Le printemps marocain est enfin arrivé et le soleil est bon. Pourtant, cette sortie de l’hiver, qui fut le plus froid des 30 dernières années, se vit dans la morosité. Depuis près d’un mois, la vie en pays musulman bat à coups de questionnements et d’incompréhension. Lors du matin du 20 mars, dans les heures suivant les premières frappes sur l’Irak, les habitants de Rabat, généralement gais et insouciants, s’étaient transformés en fantômes. Les mines souriantes avaient laissé place à des visages blêmes, aux yeux rougis d’avoir passé la nuit devant leur téléviseur. Tant de questions, si peu de réponses…
Certes, le Maroc est ébranlé. Les cafés d’Errachidia - petite ville du sud-est - disposant d’un petit écran affichent des terrasses et des salles biens remplies. Et silencieuses, si ce n’est de la voix du présentateur de la chaîne Al Jazeera.
Les réactions s’expriment dans la tempérance. Les gens parlent, discutent, débattent. Partout. Mais pas de vandalisme, de révoltes ou de coups de gueules violents. Le discours du roi invitant son peuple au calme ainsi que les mesures répressives observées à l’endroit de certains dissidents - l’arrestation de 14 jeunes musiciens hard rock accusés d’avoir ébranlé la foi musulmane, ou encore, l’adoption de plus en plus fréquente de mesures antiterroristes rigoureuses - y sont sûrement pour quelque chose.
Depuis deux mois, la société civile s’est activée à organiser plusieurs manifestations à travers le pays. Mais ces manifs ont attiré moins de marcheurs qu’on ne l’avait espéré. Est-ce que les réflexes de près de 40 années de répression refont surface ? La question se pose. Toutefois, Rabat a dernièrement connu son heure de gloire lorsque 250 000 Marocains ont défilé pacifiquement dans ses rues.

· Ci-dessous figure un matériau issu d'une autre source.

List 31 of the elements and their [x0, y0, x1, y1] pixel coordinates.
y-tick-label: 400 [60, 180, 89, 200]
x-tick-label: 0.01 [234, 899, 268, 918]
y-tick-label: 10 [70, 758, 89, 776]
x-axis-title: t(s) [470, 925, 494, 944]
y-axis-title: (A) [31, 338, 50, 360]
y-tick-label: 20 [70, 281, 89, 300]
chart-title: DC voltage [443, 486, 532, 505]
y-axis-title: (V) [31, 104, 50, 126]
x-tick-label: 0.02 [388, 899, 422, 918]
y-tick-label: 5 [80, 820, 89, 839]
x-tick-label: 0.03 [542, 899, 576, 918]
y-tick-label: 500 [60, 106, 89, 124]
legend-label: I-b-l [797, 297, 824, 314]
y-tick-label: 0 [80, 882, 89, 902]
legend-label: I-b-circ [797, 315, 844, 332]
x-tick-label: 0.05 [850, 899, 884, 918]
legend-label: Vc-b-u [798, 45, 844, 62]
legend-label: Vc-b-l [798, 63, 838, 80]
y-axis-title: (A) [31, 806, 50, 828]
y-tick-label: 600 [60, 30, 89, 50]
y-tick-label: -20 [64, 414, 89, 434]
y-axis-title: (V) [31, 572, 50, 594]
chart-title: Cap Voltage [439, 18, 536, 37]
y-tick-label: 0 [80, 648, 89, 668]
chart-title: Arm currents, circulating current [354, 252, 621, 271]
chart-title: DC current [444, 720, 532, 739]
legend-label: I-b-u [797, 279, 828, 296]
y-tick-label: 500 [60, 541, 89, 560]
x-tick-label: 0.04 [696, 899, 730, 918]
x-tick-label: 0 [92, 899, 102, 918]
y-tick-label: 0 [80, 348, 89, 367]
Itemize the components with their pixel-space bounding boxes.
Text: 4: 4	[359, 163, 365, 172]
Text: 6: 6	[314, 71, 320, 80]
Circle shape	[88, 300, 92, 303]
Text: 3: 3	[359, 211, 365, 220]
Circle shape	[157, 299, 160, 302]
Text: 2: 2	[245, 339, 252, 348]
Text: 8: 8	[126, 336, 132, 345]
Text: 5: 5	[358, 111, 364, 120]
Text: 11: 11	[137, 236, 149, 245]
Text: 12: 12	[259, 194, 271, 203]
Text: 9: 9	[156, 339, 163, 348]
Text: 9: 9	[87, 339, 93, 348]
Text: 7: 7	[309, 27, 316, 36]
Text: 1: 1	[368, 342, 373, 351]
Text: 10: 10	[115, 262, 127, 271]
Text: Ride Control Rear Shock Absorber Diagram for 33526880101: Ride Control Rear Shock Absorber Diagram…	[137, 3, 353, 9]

Le Maroc est relativement éloigné du Moyen-Orient. Situé en Afrique du Nord, le pays se perçoit davantage comme européen. Le Maroc semble en crise d’identité et, si on ressent ici un fort sentiment de solidarité avec le peuple irakien, il semble que cela n’ait rien à voir avec ce qui se vit en Égypte ou dans les pays du Golfe persique.
Et puis, à l’instar des autres pays musulmans, il y a la difficulté de sa position politique. Si la rue marocaine crie sa réprobation à l’égard de ce conflit, les dirigeants, eux, essaient tant bien que mal de ménager la chèvre et le chou. Les autorités espèrent la collaboration des Américains dans le contentieux brûlant du Sahara occidental qui oppose depuis des années le Maroc à son voisin algérien. Puis, il y a ce traité de libre-échange signé récemment avec les États-Unis. La presse marocaine a d’ailleurs vertement critiqué la poursuite des négociations entre les parties qui ont eu lieu dernièrement en Europe. Le gouvernement de Driss Jetou, premier ministre, avait imploré son interlocuteur américain de faire preuve de la plus grande discrétion possible.
Maroc, pays des mille contrastes. À la paix comme à la guerre, il semble qu’une fois de plus, le royaume assume parfaitement ses paradoxes.